11. By making and publishing these defamatory imputations the accused has committed the offence under Section 500 of the Indian Penal Code'
There is no allegation that the accused showed the letters to any other than his wife, or that he directed or allowed her to show the letters to any third person. It is plain enough from the contents of the letters that what he wrote was intended exclusively for her eyes alone. Paragraph 10 of the complaint is clear that she betrayed him when she 'placed the letters of the accused in the hands of the complainant.' When law commands that she shall not be permitted to disclose 'any communication' made to her during marriage by her husband, the complainant, her father, ought not to have received those letters and read them. I am afraid that his prying into the letters of his son-in-law to the daughter was indecent, unwarranted and unlawful in the light of Section 122, Evidence Act I am also afraid that he cannot take advantage of a wrong to which he was a party or privy and found a cause for complaint thereon. Further, there is no case in the complaint that the accused's wife showed the letters to any particular person other than the complainant. If from the hands of the complainant it got wider publicity the accused cannot be made responsible therefor. It is not disputed that a communication to be defamed himself will not be a publication within the meaning of defamation law.

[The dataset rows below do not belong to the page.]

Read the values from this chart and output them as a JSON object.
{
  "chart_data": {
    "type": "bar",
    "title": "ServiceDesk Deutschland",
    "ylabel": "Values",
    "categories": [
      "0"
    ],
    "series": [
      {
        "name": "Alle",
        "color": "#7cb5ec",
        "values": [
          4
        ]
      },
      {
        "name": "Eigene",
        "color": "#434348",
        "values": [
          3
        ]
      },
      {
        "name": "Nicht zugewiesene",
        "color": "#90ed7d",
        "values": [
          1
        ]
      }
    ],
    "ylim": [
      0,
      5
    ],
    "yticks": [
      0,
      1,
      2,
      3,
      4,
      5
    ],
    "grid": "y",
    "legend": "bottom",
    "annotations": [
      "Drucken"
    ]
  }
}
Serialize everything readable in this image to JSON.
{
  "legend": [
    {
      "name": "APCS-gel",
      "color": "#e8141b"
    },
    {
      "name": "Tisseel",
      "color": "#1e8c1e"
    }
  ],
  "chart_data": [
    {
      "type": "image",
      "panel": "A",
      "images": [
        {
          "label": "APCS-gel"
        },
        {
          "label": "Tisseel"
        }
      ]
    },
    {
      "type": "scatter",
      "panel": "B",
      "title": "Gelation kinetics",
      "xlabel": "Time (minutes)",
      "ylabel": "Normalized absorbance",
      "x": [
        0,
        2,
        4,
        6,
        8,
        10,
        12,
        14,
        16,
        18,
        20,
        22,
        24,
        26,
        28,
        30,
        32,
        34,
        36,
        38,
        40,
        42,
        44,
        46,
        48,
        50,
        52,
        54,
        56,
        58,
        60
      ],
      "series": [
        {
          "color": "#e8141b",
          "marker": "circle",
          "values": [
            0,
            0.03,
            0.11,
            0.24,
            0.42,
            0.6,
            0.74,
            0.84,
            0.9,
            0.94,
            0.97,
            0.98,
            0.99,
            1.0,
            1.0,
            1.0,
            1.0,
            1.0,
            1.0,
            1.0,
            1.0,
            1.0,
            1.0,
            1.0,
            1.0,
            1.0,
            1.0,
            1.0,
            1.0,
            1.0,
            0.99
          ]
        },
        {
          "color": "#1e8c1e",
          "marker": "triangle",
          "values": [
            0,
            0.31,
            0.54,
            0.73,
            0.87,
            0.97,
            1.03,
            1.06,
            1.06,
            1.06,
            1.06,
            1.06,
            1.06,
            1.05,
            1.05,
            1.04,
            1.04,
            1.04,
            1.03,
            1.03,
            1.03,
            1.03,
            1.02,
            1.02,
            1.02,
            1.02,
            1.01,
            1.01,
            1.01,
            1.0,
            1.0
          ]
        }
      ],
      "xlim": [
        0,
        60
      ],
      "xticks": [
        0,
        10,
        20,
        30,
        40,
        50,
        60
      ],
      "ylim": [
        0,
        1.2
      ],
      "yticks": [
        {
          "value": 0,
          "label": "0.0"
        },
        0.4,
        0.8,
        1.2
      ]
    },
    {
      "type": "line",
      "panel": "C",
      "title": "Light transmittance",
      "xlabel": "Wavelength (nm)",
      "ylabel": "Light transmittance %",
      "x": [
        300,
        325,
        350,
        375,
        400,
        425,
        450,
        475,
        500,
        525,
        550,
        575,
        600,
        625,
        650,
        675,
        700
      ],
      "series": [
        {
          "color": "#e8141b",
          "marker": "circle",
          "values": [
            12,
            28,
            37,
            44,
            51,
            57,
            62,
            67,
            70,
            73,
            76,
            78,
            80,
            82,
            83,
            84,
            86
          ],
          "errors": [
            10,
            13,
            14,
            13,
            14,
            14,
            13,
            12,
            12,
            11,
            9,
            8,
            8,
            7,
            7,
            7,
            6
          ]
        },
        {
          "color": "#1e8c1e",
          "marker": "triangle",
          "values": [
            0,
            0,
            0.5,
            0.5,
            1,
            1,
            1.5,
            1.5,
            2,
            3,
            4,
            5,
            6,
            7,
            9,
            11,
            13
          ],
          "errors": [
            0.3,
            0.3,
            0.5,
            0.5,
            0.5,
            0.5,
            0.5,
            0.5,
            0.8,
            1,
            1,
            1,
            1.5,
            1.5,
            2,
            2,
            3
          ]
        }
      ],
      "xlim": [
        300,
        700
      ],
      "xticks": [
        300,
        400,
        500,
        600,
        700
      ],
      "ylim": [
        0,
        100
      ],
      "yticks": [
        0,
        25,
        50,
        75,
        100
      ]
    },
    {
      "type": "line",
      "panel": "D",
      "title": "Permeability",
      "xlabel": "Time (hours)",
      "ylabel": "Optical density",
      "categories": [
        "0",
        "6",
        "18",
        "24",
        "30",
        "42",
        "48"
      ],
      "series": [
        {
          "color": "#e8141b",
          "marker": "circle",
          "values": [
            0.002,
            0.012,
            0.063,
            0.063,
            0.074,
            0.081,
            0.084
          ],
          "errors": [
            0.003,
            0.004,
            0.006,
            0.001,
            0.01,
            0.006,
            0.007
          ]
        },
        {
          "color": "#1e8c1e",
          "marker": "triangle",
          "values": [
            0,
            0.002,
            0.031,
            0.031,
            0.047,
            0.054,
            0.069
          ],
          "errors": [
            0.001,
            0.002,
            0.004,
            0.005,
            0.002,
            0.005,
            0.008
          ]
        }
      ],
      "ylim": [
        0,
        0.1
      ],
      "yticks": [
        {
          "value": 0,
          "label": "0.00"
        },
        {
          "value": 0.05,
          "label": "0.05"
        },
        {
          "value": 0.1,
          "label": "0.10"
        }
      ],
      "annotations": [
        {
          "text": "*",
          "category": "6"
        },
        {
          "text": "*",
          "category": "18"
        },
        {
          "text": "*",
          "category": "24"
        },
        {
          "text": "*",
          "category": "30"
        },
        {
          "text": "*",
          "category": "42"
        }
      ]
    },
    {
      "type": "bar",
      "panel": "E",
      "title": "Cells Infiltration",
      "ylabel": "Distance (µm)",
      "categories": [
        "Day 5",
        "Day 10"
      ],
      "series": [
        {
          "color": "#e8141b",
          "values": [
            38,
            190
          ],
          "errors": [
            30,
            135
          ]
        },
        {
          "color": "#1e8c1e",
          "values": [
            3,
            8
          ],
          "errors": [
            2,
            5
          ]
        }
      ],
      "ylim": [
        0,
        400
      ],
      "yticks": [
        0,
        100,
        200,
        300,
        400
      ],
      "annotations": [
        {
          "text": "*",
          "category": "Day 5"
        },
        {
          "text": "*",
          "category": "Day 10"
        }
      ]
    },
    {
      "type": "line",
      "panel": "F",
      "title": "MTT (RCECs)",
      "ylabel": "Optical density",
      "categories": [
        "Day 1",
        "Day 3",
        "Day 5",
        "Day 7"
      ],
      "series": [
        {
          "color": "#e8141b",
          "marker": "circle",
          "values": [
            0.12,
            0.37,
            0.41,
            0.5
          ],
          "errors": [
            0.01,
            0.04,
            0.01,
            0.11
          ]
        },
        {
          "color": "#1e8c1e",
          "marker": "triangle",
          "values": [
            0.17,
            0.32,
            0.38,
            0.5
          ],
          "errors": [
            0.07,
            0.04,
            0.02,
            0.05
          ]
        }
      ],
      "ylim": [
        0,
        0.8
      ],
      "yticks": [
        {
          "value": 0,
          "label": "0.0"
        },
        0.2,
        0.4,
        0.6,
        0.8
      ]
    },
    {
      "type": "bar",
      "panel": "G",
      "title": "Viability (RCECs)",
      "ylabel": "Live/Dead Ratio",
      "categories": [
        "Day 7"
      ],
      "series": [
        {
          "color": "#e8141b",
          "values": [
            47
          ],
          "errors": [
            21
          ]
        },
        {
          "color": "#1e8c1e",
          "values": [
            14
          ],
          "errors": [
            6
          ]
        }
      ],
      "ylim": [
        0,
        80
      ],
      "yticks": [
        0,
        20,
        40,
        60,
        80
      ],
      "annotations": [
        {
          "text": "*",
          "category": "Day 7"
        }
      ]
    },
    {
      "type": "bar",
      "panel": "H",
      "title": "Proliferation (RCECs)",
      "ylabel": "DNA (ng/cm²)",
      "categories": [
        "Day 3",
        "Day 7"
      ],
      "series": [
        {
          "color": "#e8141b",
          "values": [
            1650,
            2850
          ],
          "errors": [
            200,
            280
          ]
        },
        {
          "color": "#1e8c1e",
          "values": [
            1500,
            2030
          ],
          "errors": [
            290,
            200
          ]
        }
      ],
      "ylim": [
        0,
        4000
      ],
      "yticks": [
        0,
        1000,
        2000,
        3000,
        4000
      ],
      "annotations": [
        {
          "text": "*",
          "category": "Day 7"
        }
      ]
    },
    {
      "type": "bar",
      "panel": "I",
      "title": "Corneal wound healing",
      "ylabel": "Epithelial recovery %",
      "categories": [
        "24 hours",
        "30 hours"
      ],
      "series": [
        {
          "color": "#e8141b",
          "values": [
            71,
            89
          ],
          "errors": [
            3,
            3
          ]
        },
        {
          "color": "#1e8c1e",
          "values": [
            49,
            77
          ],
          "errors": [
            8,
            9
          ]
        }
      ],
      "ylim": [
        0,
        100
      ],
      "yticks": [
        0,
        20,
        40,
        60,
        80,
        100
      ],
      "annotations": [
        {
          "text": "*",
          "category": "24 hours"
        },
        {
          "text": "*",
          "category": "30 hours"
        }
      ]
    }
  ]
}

15. On the second question as to whether a communication by a husband to his wife would amount to publication in law, the precedent in Wennhak v. Morgan, (1888) 20 QBD 635, appears pertinent The question there was whether the handing over of a letter with a libellous imputation by the libeller to his wife was publication Baron Huddleston, with concurrence of Manisly J., held 'that the uttering of a libel by a husband to his wife is no publication.' Though the reason for that dictum was the common law recognition of unity of spouses, I think that the same result must follow when communications between husband and wife are precluded by statute from being disclosed; for that which cannot he or is not proved in Court has to be assumed as nonexistent in the eye of law.
16. The dispute on the contents of those letters being defamatory has not been decided by either of the Courts below and is not therefore allowed to be canvassed here.
17. If the letters written by the accused to his wife cannot be proved in Court, either by herself directly or through her father in whose hands she has voluntarily placed them (as I have already held), the imputations therein fall outside the Court's cognizance. The complaint in this case must then fall. The District Magistrate was therefore right when he discharged the accused under Section 263(2) of the Code of Criminal Procedure. .
18. In the result. I accept this Revision Petition, reverse the judgment of the Sessions Judge and restore that of the District Magistrate.